To obtain a spectrum from a peak array, we have to use the SynthSineSpectrum class. This Processing uses a quite simple algorithm: we just convolve the spectral peak array with the main lobe of the fourier transform of a Blackman-Harris 92 dB windowing function.

Add this synthesis class to your program.
  1. Does the zero-padding factor we have used in the spectral analysis of the sinusoidal component affect the spectrum synthesized from the spectral peaks in any way (eg. size of the spectrum, etc)? A!

Now we are ready to substract the synthesized spectrum from the "original". But we have a problem; if the "original" spectrum has been analyzed with a window different to the BH92, we will be substracting two very different things. That is why the SMSAnalysis class has two different SpectralAnalysis objects: one for the sinusoidal component and another one for the residual. The sinusoidal component can be analyzed using the most convinient window but the residual always has to use a BH92 because the sinusoidal spectrum was synthesized using a BH92 window (or at least, it's main lobe).

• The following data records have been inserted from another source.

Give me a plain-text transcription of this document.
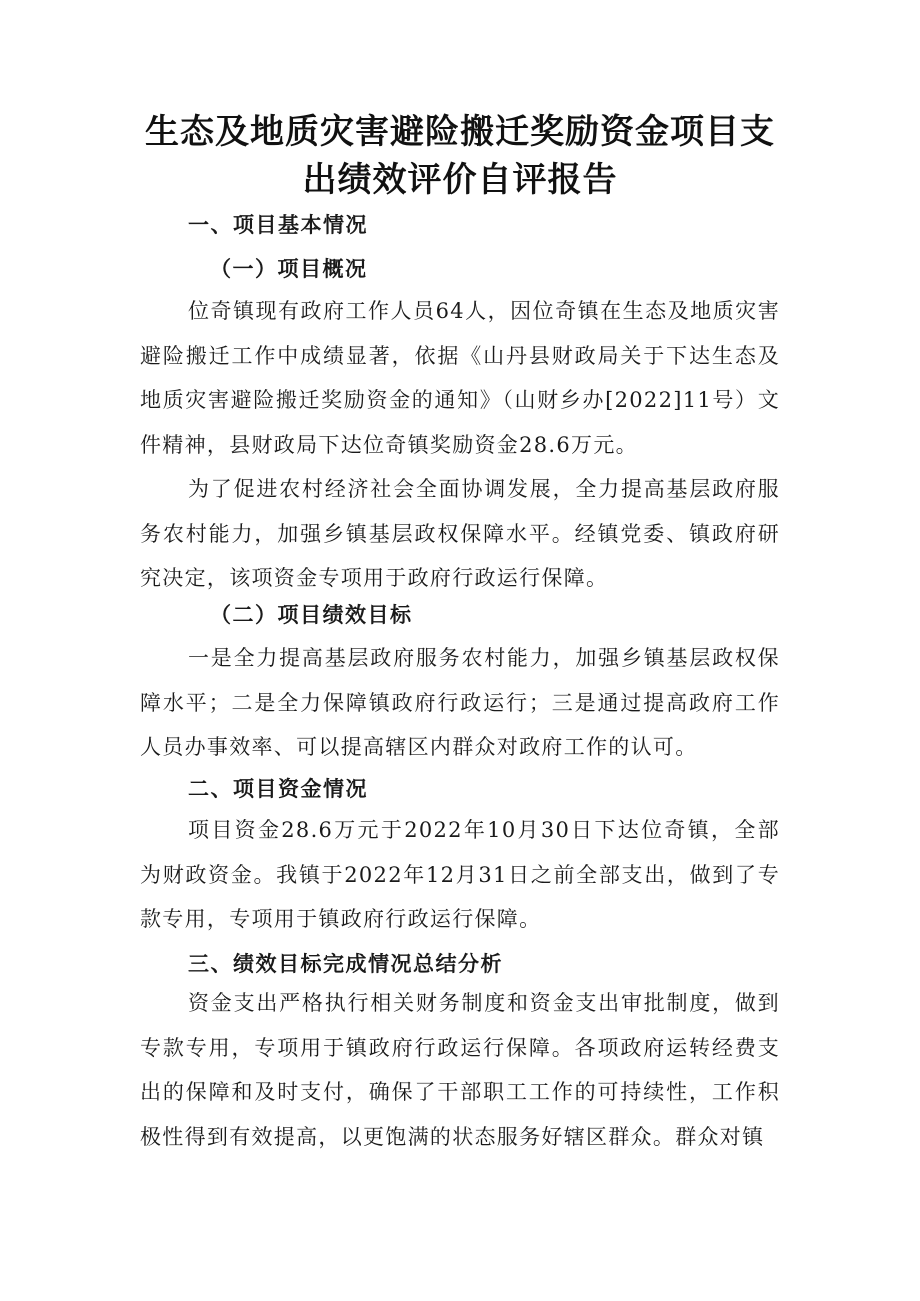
生态及地质灾害避险搬迁奖励资金项目支
出绩效评价自评报告
一、项目基本情况
（一）项目概况

位奇镇现有政府工作人员64人，因位奇镇在生态及地质灾害避险搬迁工作中成绩显著，依据《山丹县财政局关于下达生态及地质灾害避险搬迁奖励资金的通知》（山财乡办[2022]11号）文件精神，县财政局下达位奇镇奖励资金28.6万元。

为了促进农村经济社会全面协调发展，全力提高基层政府服务农村能力，加强乡镇基层政权保障水平。经镇党委、镇政府研究决定，该项资金专项用于政府行政运行保障。

（二）项目绩效目标

一是全力提高基层政府服务农村能力，加强乡镇基层政权保障水平；二是全力保障镇政府行政运行；三是通过提高政府工作人员办事效率、可以提高辖区内群众对政府工作的认可。

二、项目资金情况

项目资金28.6万元于2022年10月30日下达位奇镇，全部为财政资金。我镇于2022年12月31日之前全部支出，做到了专款专用，专项用于镇政府行政运行保障。

三、绩效目标完成情况总结分析

资金支出严格执行相关财务制度和资金支出审批制度，做到专款专用，专项用于镇政府行政运行保障。各项政府运转经费支出的保障和及时支付，确保了干部职工工作的可持续性，工作积极性得到有效提高，以更饱满的状态服务好辖区群众。群众对镇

Add this functionality to your application (residual spectral analysis separated from sinusoidal).
Now you are ready to substrack the original spectrum minus the synthesized one.

And finally, we can add a couple of plots so we can see the differences betweeen the sinusoidal and residual spectrum.

  1. Add these Plots and explain what you see, using the usual examples: sine.wav, sweep.wav,noise.wav, 1.wav, 2.wav and 3.wav.